Les gestionnaires viennent de Mercure et les informaticiens viennent de Pluton

Par Jeff Roberts

Lorsque rapprochement culturel rime avec prospérité des enterprises

 La professeure de gestion Geneviève Bassellier tente d'amener gestionnaires et spécialistes des TI à mieux se comprendre.
La professeure de gestion Geneviève Bassellier tente d'amener gestionnaires et spécialistes des TI à mieux se comprendre.

Les gestionnaires impeccablement vêtus et les informaticiens ébouriffés viennent d’univers différents et parlent rarement la même langue. Lorsqu’ils travaillent ensemble, les retombées pour l’entreprise peuvent être spectaculaires. Lorsqu’ils communiquent mal, leurs malentendus peuvent conduire tout droit à la catastrophe.
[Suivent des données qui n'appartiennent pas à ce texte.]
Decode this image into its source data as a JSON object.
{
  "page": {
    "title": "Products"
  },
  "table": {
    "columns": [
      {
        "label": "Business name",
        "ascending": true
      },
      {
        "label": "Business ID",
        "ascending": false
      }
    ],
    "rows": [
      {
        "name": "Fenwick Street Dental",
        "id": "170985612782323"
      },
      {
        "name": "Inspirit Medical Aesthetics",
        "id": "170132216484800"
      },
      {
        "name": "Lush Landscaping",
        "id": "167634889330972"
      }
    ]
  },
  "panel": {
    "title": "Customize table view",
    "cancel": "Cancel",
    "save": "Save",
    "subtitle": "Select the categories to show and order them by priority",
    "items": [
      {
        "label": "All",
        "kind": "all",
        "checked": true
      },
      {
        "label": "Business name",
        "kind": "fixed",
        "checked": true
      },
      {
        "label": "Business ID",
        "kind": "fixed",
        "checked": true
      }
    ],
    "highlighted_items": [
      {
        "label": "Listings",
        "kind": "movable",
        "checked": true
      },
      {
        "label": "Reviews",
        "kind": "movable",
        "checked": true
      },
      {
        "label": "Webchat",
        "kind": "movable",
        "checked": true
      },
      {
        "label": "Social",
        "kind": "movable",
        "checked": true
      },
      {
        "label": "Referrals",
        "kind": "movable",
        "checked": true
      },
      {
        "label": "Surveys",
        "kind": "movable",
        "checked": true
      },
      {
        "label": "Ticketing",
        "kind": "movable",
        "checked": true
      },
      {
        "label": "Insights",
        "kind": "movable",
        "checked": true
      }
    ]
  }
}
C’est là précisément qu’intervient la Pre Geneviève Bassellier, spécialiste des systèmes d’information à la Faculté de gestion Desautels de l’Université McGill. Dans le cadre de ses recherches, Geneviève Bassellier joue les conseillères matrimoniales et aide gestionnaires et informaticiens à mieux se comprendre et à nouer des liens plus solides et plus équilibrés.

Nul besoin d’aller bien loin pour apprécier les conséquences d’un manque de communication. Geneviève Bassellier en veut pour preuve l’exemple d’une grande université américaine qui a dépensé plusieurs millions de dollars pour un système de planification des ressources avant de se rendre compte que celui-ci était tout à fait inadapté aux besoins quotidiens des étudiants et des employés de ses facultés.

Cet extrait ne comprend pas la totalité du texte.